Die Presse:Die ÖVP-Führung steht hinter Ihnen - die ehemaligen Parteichefs aber hinter Othmar Karas. Gibt es Differenzen in der Partei?

Ernst Strasser: Ich freue mich über jede Unterstützung - vor allem von jenen, die nicht mehr im Zentrum der Politik sind.

Sie haben kein Problem damit, dass Karas einen Vorzugsstimmen-Wahlkampf führt?

Strasser: Im Gegenteil. Es ist Teil der Strategie, dass jeder seine spezielle Zielgruppe anspricht. Das macht es uns möglich, das gesamte Spektrum der Wählerschaft für die Volkspartei zu nützen.

Was passiert, wenn die Liste durch die Vorzugsstimmen umgereiht wird? Werden Sie dann nicht Leiter der VP-Delegation im Parlament?

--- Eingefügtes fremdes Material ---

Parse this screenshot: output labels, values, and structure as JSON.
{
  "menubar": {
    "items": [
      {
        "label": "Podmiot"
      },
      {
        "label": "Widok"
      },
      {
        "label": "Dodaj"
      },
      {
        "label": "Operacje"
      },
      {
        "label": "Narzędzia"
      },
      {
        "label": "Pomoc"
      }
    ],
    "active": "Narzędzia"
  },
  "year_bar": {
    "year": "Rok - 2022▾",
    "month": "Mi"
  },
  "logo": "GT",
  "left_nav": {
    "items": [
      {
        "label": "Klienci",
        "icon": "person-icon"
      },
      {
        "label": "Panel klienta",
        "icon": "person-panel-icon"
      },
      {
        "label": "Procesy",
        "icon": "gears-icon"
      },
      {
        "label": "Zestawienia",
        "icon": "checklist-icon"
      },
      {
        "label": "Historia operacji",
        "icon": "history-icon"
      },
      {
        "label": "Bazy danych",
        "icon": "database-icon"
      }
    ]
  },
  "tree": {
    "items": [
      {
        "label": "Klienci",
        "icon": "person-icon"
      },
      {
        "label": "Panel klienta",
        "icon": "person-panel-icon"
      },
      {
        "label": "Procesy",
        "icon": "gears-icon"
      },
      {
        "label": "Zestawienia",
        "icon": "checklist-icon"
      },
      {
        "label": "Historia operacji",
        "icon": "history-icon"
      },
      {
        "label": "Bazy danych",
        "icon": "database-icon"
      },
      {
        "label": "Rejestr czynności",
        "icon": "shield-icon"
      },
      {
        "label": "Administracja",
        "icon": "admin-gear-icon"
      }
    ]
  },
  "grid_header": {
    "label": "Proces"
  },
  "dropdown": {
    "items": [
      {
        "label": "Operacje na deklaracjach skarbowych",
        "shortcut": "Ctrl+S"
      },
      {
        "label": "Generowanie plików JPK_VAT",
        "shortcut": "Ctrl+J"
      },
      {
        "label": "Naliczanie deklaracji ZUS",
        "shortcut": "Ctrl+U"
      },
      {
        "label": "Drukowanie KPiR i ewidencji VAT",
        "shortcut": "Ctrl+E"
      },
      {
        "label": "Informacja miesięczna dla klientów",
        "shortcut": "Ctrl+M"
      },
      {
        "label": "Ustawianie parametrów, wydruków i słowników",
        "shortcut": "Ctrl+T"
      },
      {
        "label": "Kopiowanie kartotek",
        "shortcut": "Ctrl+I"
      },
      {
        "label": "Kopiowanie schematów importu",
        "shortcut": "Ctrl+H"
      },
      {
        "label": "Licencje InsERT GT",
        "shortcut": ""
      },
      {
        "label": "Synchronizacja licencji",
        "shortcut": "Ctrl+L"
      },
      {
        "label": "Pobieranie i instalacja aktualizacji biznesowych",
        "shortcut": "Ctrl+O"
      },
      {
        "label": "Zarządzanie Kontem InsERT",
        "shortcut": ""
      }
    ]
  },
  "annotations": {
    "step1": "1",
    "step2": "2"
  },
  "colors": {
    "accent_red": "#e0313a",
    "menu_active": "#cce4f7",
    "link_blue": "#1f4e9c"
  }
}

Strasser: Ich freue mich über jede Vorzusstimme für die Volkspartei. Am Montag nach der Wahl wird das Ergebnis angeschaut.

Sie haben gesagt, dass Sie sich im EU-Parlament besonders für Medienfragen interessieren und in den damit befassten Ausschüssen arbeiten möchten. Seit März 2008 beraten Sie die Moser Holding („Bezirksblätter", „Tiroler Tageszeitung") und sind im Aufsichtsrat der „Oberösterreichischen Rundschau". Sehen Sie da keine Unvereinbarkeit?

Strasser: Grundsätzlich gäbe es, was die entsprechenden Regelungen des Parlaments betrifft, hier keine Unvereinbarkeit. Sollte ich aber in einem dieser Ausschüsse sein, würde ich das stilllegen. Ich lege an mich strengere Maßstäbe an, als sie das Parlament vorgibt.

Wir führen dieses Interview in jenem Büro, wo auch die Firmen KONTI Holding GmbH und EXPERT Managementberatung Russia sitzen, an denen Sie beteiligt sind. Werden Sie Ihre sonstigen Einkünfte veröffentlichen, über die Vorgaben des Parlaments hinaus?

Strasser: Natürlich nicht. Ich bin Unternehmer und bezahle meine Steuern. Ich würde nicht zur Verfügung stehen, wenn ich Berufspolitiker werden müsste. Natürlich muss ich mich operativ aus verschiedenen Unternehmungen zurückziehen, damit ich Zeit für mein Mandat habe. Aber ich werde selbstverständlich Shareholder meiner Firmen bleiben.

Es geht nicht darum, dass Sie Ihre Firmenanteile verkaufen, sondern darum, dass Sie gegenüber den Wählern offen darlegen, welche sonstigen Einkünfte Sie haben.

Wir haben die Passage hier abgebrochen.